SIGNAL_ESPACE(S) RÉCIPROQUE(S)

SIGNAL_ESPACE(S) RÉCIPROQUE(S)

Julien Maire, Composite. Vue de l’exposition SIGNAL_Espace(s) Réciproque(s)
Friche la Belle de Mai, Marseille. Photo Jean-Christophe Lett

DERIVATION POETIQUE / AUTOUR DE L’EXPOSITION SIGNAL_ESPACE(S) RÉCIPROQUE(S)
UNE PROPOSITION ET PRODUCTION DU CENTRE WALLONIE-BRUXELLES/PARIS PRÉSENTÉE JUSQU’AU 25 OCTOBRE 2020 À LA FRICHE LA BELLE DE MAI MARSEILLE

par Valérie Toubas, Stéphanie Pécourt et Daniel Guionnet

Le Signal est un trait sonore qui grandit dans le creux sombre des cavernes et, ondulant tel le serpent du commencement, contourne le relief des montagnes. Il transperce l’espace et nos corps de son front de flèche acérée. Il s’enhardit dans l’écho que lui rendent les clameurs sauvages des assaillants, les salves magistrales des protestations. Il ne renonce pas au spectacle des rivières sanglantes qui se confondent avec le couchant, à l’indifférence unanime qui entérine l’extinction de toute vie. Mélomane, il apprécie la gamme des supplications. Il aime la résignation, et assèche les pleurs, adoucit les râles et recueille avec précaution les derniers souffles. Il trace un chemin continu suivant la courbe planétaire avant de sonner le départ des âmes vers les confins mélancoliques.

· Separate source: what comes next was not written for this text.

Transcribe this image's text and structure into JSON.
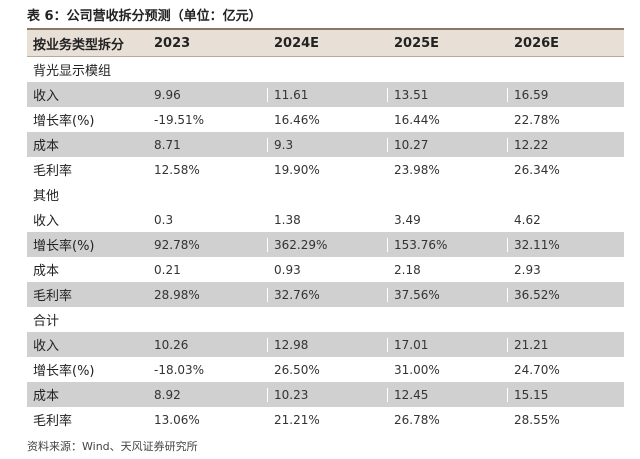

Le Signal est un corps de lettre équarri, une raclure d’os, une silhouette asséchée jusqu’à que le souffle expulse l’âme dérisoire. Un discours réduit à un son assourdissant, un assortiment de lettres devenues invisibles, qui n’offre plus à voir le spectacle des corps typographiques faits de rondeurs fleuries et de jambes déliées. Jamais il n’encre ses pieds dans la page, préférant assassiner le silence recueilli d’une pensée en verve. 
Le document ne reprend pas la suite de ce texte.